I sit up straighter, a coil of uneasy excitement in my gut. What is he saying?

“It is obviously unsafe for me to have a known residence. I’ve maintained this apartment as a link to my earlier life as Clark Kent. That link has now been severed, and cannot be replaced.”

Several of the reporters ask where he’ll stay. He shakes his head. “I have no need to sleep, and as you see, I haven’t any possessions left. I will remain in Metropolis, but only as Superman. There is no place in my life for any longer trying to function as Clark Kent.”

I’m holding my breath. If he hasn’t got an apartment, that means no one will know where to find him, which means…

“Thank you. That’s all for now. The fire department will continue investigating, and I’ll assist as needed. Thank you all.” He steps back from the crowd and rises into the air.

I flick off the TV and stand on shaky legs. It’s awful, all he’s lost. But it’s breathtaking what he’s gained.

There’s a knock on the door, and I run for it. I open it to find — not Superman in spandex, or Clark in a business suit, but ordinary Joe Spencer in blue jeans and t-shirt. I pull him in for a hug.

“I guess you saw that, huh?” He holds me tight.

A minute later, I pull back, still within the circle of his arms. “I’m sorry you lost all your stuff…” My voice trails off as I recognize that tie-dye shirt he’s wearing.

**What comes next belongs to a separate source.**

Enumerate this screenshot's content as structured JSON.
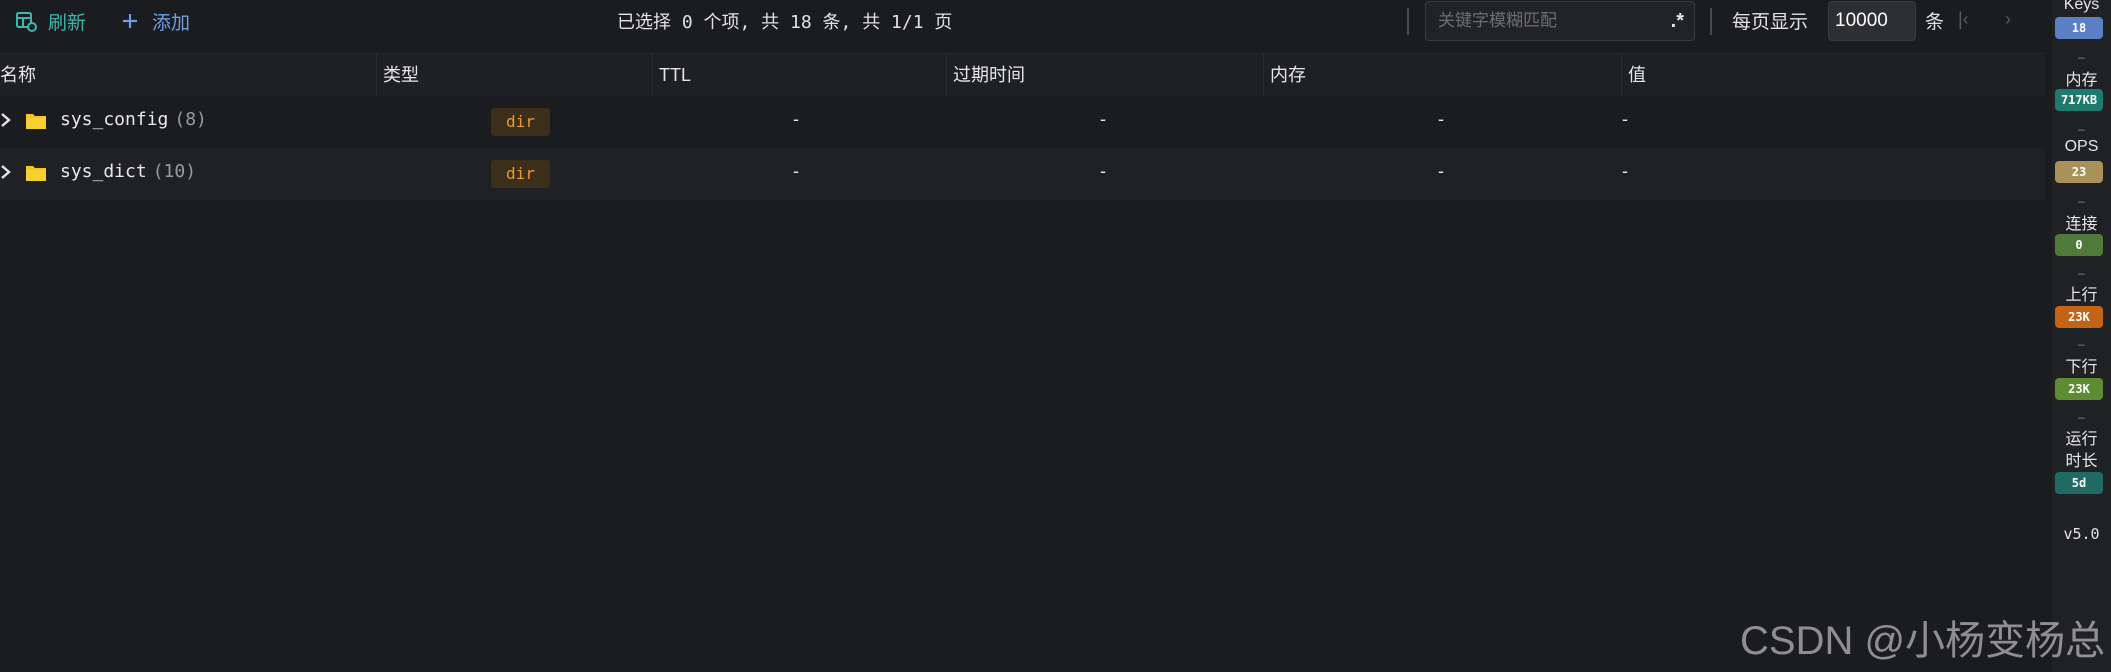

He shrugs. “I had time to grab a few things.”

“But most of it’s still gone; I’m so sorry.”

He quirks a smile at me, shaking his head. “Small price to pay to be free.” He spins me around and kisses me ‘til I’m dizzy. He smiles. “Besides, all I need is you. Lyn Drozny, will you marry me?”

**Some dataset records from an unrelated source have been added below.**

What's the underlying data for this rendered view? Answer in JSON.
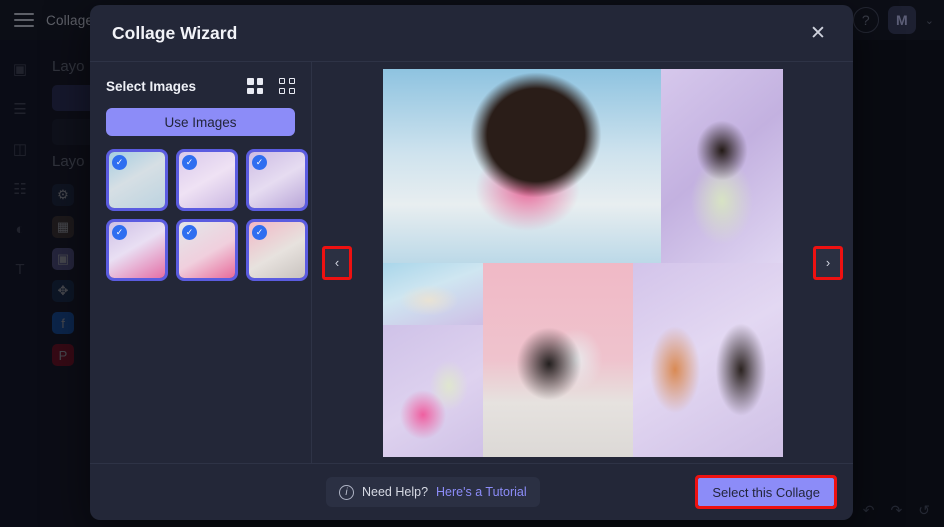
{
  "background_app": {
    "topbar": {
      "menu_icon": "hamburger-icon",
      "title": "Collage M",
      "help_icon": "?",
      "avatar_initial": "M",
      "chevron": "⌄"
    },
    "left_rail_icons": [
      "image-icon",
      "sliders-icon",
      "layout-icon",
      "list-icon",
      "shapes-icon",
      "text-icon"
    ],
    "panel": {
      "section_1_title": "Layo",
      "section_2_title": "Layo",
      "small_icons": [
        "settings-icon",
        "grid-icon",
        "frame-icon",
        "drag-icon",
        "facebook-icon",
        "pinterest-icon"
      ]
    },
    "bottom_right_icons": [
      "undo-icon",
      "redo-icon",
      "history-icon"
    ]
  },
  "modal": {
    "title": "Collage Wizard",
    "close_label": "✕",
    "left_panel": {
      "heading": "Select Images",
      "view_toggle_4": "grid-4-icon",
      "view_toggle_9": "grid-9-icon",
      "use_images_label": "Use Images",
      "thumbnails": [
        {
          "id": 1,
          "selected": true,
          "check": "✓",
          "style": "ph-t1"
        },
        {
          "id": 2,
          "selected": true,
          "check": "✓",
          "style": "ph-t2"
        },
        {
          "id": 3,
          "selected": true,
          "check": "✓",
          "style": "ph-t3"
        },
        {
          "id": 4,
          "selected": true,
          "check": "✓",
          "style": "ph-t4"
        },
        {
          "id": 5,
          "selected": true,
          "check": "✓",
          "style": "ph-t5"
        },
        {
          "id": 6,
          "selected": true,
          "check": "✓",
          "style": "ph-t6"
        }
      ]
    },
    "preview": {
      "prev_label": "‹",
      "next_label": "›",
      "cells": [
        {
          "id": "top-left",
          "style": "ph1"
        },
        {
          "id": "top-right",
          "style": "ph2"
        },
        {
          "id": "bottom-left-upper",
          "style": "ph3"
        },
        {
          "id": "bottom-left-lower",
          "style": "ph4"
        },
        {
          "id": "bottom-center",
          "style": "ph5"
        },
        {
          "id": "bottom-right",
          "style": "ph6"
        }
      ]
    },
    "footer": {
      "info_icon": "i",
      "help_text": "Need Help?",
      "help_link": "Here's a Tutorial",
      "select_label": "Select this Collage"
    }
  },
  "colors": {
    "accent": "#8c8cf8",
    "modal_bg": "#232738",
    "highlight_box": "#ee1111",
    "check_badge": "#2f6ef0",
    "thumb_border": "#5b5ce0"
  }
}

I giggle from the unexpectedness of it. “Joe Spencer, that’s a silly question. Of course I will.” I kiss him softly. “But I’m warning you right now, I’m not changing my name.”

He laughs. “Fair enough.” His smile fades as he gets serious. “Hey, you know what?”


“There’s something I’ve always wanted to say. My whole life. I never could before.”

I’m intrigued. “Okay, say it.”

He smiles down at me, a shimmer of tears in his eyes, and says softly, “Honey, I’m home.”